Becton, Dickinson and Company (BDX) recently announced a definitive deal to buy California-based health care company Safety Syringes, Inc. The financial details of the deal were not revealed by the company. The acquisition is expected to complete by the end of Becton Dickinson’s fiscal 2012 (September), subject to certain regulatory approvals.
Privately-owned Safety Syringes is a leading developer of anti-needlestick instruments for pre-filled syringes. Becton Dickinson plans to integrate Safety Syringes’ specially-designed prefillable syringes, such as the UltraSafe Passive products, in its Medical-Pharmaceutical Systems unit.
The acquisition of Safety Syringes will boost Becton Dickinson’s heath care worker safety products portfolio. Utilizing Safety Syringes’ expertise, the company will be able to develop effective and harmless prefillable syringes for its customers. The acquisition is also in line with the company’s long-term strategy of advancing parenteral drug delivery systems.
Though the acquisition was expected to be slightly dilutive, Becton Dickinson maintained its fiscal 2012 earnings from continuing operations guidance of $5.68–$5.73 per share. The current Zacks Consensus Estimate for fiscal 2012 is $5.70 per share.
We currently have a Neutral recommendation on the stock, which carries a short-term Zacks #3 Rank (Hold).
The rising demand for safety-needle products (with higher price points and margins) was the primary driver of the company’s growth in the past.

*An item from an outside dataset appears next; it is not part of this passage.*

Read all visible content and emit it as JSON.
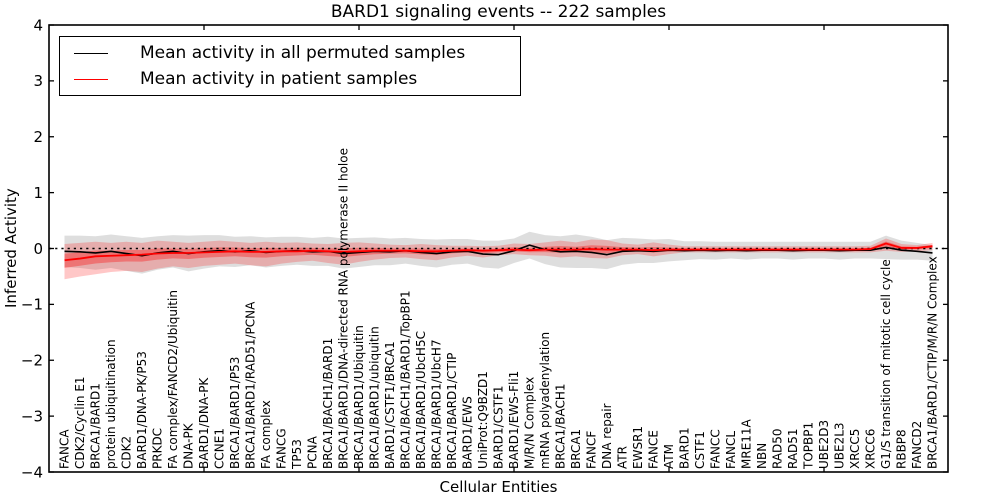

However, the trend is unlikely to continue, given that the U.S. market has already been largely penetrated.
On the positive side, Becton Dickinson’s preeminent global health care products franchise is partly insulated from volatile macroeconomic conditions and structural deficiencies elsewhere in the health care delivery field.
Becton Dickinson faces a number of competitors, including Baxter International (BAX) in certain niches, in each of its three business segments.